Figure 3. More hiPSC-CCND2^OECMs than hiPSC-CCND2^WTCMs are present in infarcted mouse hearts at week 4 after transplantation

The transplanted cells carried a luciferase reporter plasmid and were of human origin; thus, engraftment was evaluated via (A-E) bioluminescence imaging (BLI) and (F-G) by identifying cells that expressed the human variant of cardiac troponin T (hcTnT) and human nuclear antigen (HNA). (A) A standard curve was generated from BLI measurements of known quantities of hiPSC-CMs. (B) One and 4 weeks after MI induction and treatment with intramyocardial injections of hiPSC-CCND2^OECMs (CCND2^OE) or hiPSC-CCND2^WTCMs (CCND2^WT), the mice were injected with luciferin, and BLI images were collected 10 minutes later. (C) BLI signal intensity was compared to the standard curve to determine (D) the number of engrafted cells; then, (E) the engraftment rate was calculated by dividing the number of engrafted cells by the total number of cells administered and expressed as a percentage. *P<0.05 versus Sham, ^#P<0.05 versus PBS, ⁺P<0.05 versus CCND2^WT. (F) (i) Heart sections from mice that had been sacrificed 1 and 4 weeks after MI induction and treatment with hiPSC-CCND2^WTCMs or hiPSC-CCND2^OECMs were stained for the presence of hcTnT and HNA; nuclei were counterstained with DAPI (10× images: bar=100 μm, 40× images: bar=20 μm). (ii) The engraftment rate was calculated by dividing the number of cells that expressed both hcTnT and HNA by the total number of cells administered and expressed as a percentage. *P<0.05 versus CCND2^WT. (iii) Sections were stained with wheat germ agglutinin (WGA) to define the cell border and with antibodies against HNA and hcTnT; then, the proportion of HNA-positive cells that also co-expressed hcTnT was determined and expressed as a percentage. Panels C-E: SHAM (n=8), PBS (n=10), CCND2^WT (n=10), and CCND2^OE (n=10) at week 1; SHAM (n=8), PBS (n=9), CCND2^WT (n=9), and CCND2^OE (n=9) at week 4. Panel G-H: n=5 animals per treatment group at week 1 and 4; 32–40 sections per animal were evaluated, and 1–8 high power of fields per section were assessed.
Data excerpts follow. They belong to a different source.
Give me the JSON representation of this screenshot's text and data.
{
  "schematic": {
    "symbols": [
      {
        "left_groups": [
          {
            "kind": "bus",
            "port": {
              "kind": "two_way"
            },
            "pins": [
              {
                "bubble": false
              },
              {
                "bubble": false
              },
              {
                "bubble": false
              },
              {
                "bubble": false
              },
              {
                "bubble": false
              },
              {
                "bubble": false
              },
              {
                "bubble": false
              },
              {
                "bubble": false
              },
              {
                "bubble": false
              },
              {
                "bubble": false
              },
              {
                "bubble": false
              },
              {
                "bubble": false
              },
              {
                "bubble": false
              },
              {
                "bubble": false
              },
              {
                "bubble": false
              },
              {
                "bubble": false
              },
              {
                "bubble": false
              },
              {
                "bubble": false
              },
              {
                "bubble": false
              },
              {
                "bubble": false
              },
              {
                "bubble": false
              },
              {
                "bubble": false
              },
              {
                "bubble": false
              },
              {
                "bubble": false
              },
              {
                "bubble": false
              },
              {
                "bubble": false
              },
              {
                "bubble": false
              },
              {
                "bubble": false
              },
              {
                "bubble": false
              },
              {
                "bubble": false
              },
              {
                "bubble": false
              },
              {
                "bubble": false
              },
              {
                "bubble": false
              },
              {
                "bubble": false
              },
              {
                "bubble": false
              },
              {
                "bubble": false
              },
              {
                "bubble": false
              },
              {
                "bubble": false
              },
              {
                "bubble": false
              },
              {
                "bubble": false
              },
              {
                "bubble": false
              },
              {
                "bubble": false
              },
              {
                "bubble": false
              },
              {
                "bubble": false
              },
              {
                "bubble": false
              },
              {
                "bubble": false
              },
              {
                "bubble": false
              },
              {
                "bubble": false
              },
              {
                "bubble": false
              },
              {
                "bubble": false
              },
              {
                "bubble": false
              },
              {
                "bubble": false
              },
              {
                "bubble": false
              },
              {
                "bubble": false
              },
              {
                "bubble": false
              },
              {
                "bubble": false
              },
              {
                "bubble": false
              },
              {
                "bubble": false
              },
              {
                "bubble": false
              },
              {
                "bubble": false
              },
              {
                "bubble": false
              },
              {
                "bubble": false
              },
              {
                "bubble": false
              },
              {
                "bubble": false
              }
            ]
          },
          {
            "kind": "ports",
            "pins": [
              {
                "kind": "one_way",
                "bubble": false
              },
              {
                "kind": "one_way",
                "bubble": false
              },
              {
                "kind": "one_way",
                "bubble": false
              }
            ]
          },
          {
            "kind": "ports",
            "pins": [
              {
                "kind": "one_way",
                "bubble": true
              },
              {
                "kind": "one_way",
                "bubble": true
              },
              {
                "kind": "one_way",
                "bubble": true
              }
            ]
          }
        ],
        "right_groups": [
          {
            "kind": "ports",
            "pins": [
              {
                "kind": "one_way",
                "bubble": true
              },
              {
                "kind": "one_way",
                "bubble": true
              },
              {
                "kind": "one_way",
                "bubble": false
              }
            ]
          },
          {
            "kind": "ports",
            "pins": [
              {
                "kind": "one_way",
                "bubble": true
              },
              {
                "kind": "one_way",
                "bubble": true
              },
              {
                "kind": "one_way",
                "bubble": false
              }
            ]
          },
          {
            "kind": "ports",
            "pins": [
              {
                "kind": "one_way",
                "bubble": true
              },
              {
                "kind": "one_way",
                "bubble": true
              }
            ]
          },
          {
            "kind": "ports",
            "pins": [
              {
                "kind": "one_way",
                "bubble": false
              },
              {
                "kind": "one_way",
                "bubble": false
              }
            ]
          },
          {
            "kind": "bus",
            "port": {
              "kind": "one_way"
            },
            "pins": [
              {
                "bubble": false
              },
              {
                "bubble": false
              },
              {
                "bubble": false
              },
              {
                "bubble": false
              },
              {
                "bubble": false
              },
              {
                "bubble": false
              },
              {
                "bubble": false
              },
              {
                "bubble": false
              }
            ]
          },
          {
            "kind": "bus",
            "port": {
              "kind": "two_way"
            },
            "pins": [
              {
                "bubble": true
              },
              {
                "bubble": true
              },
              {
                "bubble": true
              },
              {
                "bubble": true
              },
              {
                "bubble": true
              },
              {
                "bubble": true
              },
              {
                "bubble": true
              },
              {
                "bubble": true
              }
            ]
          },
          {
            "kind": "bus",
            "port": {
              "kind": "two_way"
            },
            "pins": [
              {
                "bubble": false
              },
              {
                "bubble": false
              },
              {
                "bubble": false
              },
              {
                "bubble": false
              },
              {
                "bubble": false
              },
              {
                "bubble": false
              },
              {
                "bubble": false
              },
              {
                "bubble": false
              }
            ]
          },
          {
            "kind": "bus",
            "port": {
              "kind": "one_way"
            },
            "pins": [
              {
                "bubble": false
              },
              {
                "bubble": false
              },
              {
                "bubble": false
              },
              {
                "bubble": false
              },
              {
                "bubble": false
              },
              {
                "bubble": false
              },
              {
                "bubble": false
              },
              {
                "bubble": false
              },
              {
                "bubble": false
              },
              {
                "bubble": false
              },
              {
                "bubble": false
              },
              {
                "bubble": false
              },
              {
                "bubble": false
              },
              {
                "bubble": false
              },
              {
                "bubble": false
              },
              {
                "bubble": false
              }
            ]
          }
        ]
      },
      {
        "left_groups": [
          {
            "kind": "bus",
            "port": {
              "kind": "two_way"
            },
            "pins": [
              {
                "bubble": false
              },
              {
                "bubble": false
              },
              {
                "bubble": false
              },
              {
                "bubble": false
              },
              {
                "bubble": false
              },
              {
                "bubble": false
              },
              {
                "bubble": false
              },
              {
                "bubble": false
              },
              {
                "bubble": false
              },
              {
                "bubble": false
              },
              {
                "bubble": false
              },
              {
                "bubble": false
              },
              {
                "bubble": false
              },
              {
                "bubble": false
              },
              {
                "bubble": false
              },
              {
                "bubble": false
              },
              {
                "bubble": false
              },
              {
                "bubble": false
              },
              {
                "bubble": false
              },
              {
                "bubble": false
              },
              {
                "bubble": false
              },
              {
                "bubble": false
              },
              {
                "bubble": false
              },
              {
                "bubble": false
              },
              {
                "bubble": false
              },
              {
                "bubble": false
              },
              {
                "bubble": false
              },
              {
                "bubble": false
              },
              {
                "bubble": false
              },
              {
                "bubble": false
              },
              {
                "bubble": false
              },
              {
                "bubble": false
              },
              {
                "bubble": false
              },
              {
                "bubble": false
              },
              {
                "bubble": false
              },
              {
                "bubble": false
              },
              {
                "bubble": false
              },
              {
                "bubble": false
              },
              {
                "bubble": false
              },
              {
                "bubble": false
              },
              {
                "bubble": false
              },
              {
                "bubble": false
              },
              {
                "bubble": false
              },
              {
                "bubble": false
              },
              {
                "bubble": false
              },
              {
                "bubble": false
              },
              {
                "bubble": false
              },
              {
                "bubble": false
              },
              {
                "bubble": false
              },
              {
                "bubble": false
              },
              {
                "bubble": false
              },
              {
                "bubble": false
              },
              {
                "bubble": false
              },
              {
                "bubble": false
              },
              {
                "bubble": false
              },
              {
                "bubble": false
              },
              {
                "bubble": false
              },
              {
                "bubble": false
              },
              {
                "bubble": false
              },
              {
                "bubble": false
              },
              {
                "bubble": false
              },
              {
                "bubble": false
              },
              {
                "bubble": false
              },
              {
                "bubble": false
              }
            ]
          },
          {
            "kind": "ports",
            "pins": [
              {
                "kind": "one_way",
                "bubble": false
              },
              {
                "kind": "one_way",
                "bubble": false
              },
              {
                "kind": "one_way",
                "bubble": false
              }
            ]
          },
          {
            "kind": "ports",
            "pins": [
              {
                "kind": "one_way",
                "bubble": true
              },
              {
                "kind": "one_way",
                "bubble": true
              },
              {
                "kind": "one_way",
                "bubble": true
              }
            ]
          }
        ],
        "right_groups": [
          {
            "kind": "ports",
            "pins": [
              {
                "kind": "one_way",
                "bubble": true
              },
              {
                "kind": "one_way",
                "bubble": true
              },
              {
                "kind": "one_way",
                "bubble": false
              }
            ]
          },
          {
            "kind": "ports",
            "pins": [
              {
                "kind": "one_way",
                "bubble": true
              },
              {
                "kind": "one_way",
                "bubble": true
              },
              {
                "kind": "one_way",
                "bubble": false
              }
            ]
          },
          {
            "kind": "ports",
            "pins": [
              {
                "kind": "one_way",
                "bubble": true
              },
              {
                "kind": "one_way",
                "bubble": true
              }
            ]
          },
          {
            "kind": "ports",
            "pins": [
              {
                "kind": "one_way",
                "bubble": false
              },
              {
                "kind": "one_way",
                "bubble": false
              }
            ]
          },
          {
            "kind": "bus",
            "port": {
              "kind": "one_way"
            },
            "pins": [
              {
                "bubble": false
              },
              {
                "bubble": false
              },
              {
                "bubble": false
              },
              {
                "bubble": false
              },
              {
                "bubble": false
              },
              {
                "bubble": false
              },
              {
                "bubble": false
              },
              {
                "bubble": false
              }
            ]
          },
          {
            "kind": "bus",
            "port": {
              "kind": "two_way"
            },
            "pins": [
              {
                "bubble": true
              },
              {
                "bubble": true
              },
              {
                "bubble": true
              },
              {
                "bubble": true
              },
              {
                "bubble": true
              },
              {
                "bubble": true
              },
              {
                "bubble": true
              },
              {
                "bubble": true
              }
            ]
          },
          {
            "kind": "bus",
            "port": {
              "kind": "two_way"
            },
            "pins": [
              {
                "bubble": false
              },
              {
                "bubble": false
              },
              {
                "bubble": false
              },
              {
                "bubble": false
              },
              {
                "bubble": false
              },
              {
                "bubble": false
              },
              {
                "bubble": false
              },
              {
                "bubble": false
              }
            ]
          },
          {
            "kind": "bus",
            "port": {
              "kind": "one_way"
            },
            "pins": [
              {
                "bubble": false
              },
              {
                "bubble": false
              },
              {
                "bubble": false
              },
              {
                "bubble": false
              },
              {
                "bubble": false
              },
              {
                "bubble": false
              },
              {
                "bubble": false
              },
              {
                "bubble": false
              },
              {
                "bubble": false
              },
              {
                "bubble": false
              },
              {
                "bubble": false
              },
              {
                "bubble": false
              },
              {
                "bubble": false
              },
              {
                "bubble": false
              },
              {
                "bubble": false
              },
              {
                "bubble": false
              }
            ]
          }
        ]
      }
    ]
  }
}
Figure 4. Cell-cycle activity and proliferation are greater in hiPSC-CCND2^OECMs than in hiPSC-CCND2^WTCMs at week 4 after transplantation

(A–C) Engrafted hiPSC-CCND2^WTCMs (CCND2^WT) and hiPSC-CCND2^OECMs (CCND2^OE) were identified in mouse hearts at week 1 and week 4 after MI induction and treatment via immunofluorescent staining for the expression of hcTnT and hNkx2.5; then, the percentage of engrafted cells that were (A) in cell-cycle phase S was determined via immunofluorescence analyses of Brdu incorporation, (B) proliferating was determined via immunofluorescence analyses of Ki67 expression, and (C) in cell-cycle phase M was determined via immunofluorescence analyses of PH3 expression. (D) Engrafted cells were identified via immunofluorescent staining for the expression of hcTnT, nuclei were counterstained with DAPI, and the percentage of engrafted cells that were undergoing apoptosis was determined via TUNEL staining. Images were from animals in the hiPSC-CCND2^OECM group. Bar=20 μm. *P<0.05 versus CCND2^WT. n=7 animals per treatment group at week 1; CCND2^WT (n=7) and CCND2^OE (n=11) at week 4; 4 sections per mice were evaluated.